Nahwu, Shorof, Balaghoh, Manteq, Faroidl, Akhlaq, Fiqih, Tafsir, dan Hadits.
Semua pelajaran itu sangat rumit bagiku.
Ujian
semester lalu, aku banyak mendapatkan remidi akibat nilaiku rata-rata maksimal
empat. Bapakku marah habis-habisan. Kalau sedang marah, tak jarang Bapak
mengungkit-ungkit, betapa sengsaranya beliau bekerja siang dan malam. Hanya
karena ingin anaknya masuk pesantren dan tetap bertahan di sana sampai ujian
akhir. Aku yang kerjanya hanya belajar saja masak tidak beres. Jika nilaiku
buruk lagi dan tidak naik kelas, maka bukan tidak mungkin bagi Bapak untuk memboyongku
pulang dan menyuruhku menggembala kambing. Entah apa salahku? Padahal aku juga
sudah belajar seperti teman-teman pada umumnya. Kenapa ilmu-ilmu itu tidak mau
menempel di otakku?

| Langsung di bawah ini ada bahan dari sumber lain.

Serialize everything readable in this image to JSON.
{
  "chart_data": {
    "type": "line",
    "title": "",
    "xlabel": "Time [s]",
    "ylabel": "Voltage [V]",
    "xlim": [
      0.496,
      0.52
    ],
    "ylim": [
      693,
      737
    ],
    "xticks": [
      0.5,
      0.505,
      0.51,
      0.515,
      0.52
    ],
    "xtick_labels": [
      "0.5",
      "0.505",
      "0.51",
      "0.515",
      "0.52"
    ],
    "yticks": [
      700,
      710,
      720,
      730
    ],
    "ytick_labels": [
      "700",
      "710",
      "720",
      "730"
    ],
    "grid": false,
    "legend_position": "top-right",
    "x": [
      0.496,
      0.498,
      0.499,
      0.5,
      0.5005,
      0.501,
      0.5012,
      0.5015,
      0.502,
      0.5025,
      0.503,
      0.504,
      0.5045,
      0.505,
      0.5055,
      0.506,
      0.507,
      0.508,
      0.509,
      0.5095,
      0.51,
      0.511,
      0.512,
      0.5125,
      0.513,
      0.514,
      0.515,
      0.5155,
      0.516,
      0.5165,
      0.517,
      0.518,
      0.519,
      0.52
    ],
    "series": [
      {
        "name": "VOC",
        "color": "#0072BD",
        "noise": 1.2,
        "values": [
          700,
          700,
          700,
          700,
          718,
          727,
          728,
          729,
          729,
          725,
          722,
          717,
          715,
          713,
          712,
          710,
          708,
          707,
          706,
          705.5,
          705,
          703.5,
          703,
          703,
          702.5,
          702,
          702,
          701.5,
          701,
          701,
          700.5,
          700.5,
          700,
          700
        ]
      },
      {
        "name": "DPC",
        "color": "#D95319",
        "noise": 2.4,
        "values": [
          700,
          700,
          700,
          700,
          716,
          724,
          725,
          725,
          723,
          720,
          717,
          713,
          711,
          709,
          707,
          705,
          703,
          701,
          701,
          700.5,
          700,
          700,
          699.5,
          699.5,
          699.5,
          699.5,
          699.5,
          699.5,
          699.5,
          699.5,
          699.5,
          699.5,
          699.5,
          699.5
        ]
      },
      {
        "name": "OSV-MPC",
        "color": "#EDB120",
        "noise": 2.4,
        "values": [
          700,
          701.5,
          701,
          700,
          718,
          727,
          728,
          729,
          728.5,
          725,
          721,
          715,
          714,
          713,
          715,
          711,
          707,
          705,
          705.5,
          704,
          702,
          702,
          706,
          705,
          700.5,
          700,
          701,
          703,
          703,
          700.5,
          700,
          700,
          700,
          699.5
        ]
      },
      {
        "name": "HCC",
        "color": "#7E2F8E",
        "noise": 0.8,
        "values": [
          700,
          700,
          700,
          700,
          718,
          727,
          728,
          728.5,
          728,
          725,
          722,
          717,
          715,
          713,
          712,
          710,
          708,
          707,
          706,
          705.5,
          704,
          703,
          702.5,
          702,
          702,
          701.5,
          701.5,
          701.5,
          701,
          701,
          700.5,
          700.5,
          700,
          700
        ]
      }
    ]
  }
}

Apa ada uang haram dari Bapak yang dikirimkan untukku?
Astaghfirullah! Aku tidak boleh su’udzon
seperti ini.
Angin
semakin kencang bertiup, membuat rumpun bambu di samping halaman pesantren
berderak-derak. Meliuk-liuk seakan mau roboh. Kurapatkan sarung yang membungkus
tubuhku. Sepertinya malam ini aku tidur di musholla saja. Di sana satu-satunya
tempat yang memiliki karpet hangat. Kulitku tidak boleh bersetubuh dengan ubin
kamar kali ini. Aku tidak mau masuk angin.
***
Waktu berjalan terus tanpa mau
mundur. Hampir seminggu aku menjadi seorang yang pemurung. Rasa pesimisku
semakin membuatku tidak konsentrasi belajar. Kubuka kalender yayasan yang
menempel di dinding kamar. Tanggal ujian sudah kulingkari dengan spidol merah.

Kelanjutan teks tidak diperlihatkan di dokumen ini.